Avec son titre, finalement très littéraire, d’après une histoire vraie, raconte l’histoire d’une sensation et de son inscription dans les replis d’un inconscient. À la croisée exacte du corps et de la mémoire. A ne pas rater le 6 juin au festival La Maison Danse à Uzès !

« En 2004 à Istambul – raconte Christian Rizzo, À quelques minutes de la fin d’un spectacle auquel j’assiste, surgit comme de nulle part une bande d’hommes qui exécute une danse folklorique très courte et disparaît aussitôt. Une émotion profonde, presque archaïque, m’envahit. Était-ce leur danse ou le vide laissé par leur disparition qui m’a bouleversé ? Bien que floue, cette sensation est restée depuis ancrée en moi. »

Prenant donc un point aveugle pour point de départ d’après une histoire vraie se déploie comme on déplierai les méandres du désir, ou du souvenir. Aussi obscurs. Car le chorégraphe « n’aime pas montrer des corps glorieux » et « préfère des corps abandonnés, fragiles, se fragilisant ».

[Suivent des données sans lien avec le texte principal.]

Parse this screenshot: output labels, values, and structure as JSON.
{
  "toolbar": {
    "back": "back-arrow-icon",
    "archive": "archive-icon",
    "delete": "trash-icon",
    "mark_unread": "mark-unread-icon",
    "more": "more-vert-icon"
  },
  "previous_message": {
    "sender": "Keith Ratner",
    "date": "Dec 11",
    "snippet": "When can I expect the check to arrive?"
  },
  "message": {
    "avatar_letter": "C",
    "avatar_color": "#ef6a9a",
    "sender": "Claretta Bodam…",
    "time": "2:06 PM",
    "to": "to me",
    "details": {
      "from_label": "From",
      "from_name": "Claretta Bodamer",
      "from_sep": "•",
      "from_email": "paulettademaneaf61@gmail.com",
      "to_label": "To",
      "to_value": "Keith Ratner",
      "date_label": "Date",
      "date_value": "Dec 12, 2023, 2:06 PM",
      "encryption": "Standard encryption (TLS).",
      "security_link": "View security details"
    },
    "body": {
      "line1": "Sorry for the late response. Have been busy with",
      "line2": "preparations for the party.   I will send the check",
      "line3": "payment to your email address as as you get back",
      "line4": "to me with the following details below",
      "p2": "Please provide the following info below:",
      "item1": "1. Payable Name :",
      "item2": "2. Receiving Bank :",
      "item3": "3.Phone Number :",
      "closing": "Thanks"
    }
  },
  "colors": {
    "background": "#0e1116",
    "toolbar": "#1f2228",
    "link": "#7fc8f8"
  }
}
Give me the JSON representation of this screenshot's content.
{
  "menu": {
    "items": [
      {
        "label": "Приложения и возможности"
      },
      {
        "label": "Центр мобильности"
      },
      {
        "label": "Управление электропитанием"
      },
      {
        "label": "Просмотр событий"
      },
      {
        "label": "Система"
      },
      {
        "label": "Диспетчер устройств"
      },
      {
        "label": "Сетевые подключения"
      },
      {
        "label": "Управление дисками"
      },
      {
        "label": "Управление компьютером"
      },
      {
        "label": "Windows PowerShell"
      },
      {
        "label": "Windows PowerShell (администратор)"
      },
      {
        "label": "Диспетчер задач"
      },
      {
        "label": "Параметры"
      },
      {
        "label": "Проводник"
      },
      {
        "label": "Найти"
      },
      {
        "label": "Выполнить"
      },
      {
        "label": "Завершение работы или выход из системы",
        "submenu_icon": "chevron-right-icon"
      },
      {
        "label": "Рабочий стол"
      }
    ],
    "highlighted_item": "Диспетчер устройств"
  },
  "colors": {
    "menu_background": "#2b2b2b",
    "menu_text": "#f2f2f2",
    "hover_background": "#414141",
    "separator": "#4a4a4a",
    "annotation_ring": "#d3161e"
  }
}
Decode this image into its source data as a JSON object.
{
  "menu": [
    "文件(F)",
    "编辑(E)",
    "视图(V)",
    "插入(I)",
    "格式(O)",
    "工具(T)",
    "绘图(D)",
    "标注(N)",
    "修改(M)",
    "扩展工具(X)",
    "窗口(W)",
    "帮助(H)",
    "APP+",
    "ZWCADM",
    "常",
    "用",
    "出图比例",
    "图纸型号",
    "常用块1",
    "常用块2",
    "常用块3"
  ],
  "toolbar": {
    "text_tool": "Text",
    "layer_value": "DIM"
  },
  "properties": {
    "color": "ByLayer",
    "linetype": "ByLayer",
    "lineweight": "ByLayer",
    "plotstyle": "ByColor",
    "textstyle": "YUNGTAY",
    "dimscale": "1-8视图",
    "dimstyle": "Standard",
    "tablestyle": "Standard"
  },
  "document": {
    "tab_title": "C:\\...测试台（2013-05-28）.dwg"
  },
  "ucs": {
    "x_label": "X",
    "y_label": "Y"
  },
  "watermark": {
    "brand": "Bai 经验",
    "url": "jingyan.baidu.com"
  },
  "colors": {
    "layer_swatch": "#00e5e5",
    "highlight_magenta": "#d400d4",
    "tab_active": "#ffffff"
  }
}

Galerie photo © Laurent Philippe

 

Remontant alors le cours du temps à la recherche de l’émotion originelle, il rencontre l’écriture. Car finalement, seule une fiction vibratile peut venir combler le vide de la sensation perdue et ressusciter la vivacité du trouble ressenti. Et d’après une histoire vraie tisse littéralement des bribes fictionnelles qui empruntent au folklore méditerranéen tout en plongeant profondément dans l’univers étrange et palpitant de Christian Rizzo et son idiosyncrasie chorégraphique.

Sur le plateau entrent un par un les huit danseurs, chacun se glissant dans la gestuelle de son prédécesseur et l’augmentant d’une nouvelle posture. De sombres éphèbes dont la virilité barbue s’infléchit de leurs cheveux qui flottent au vent. Reprenant, d’une certaine manière, la figure du guerrier qu’une féminité augmente, chère à la littérature du XIXe siècle.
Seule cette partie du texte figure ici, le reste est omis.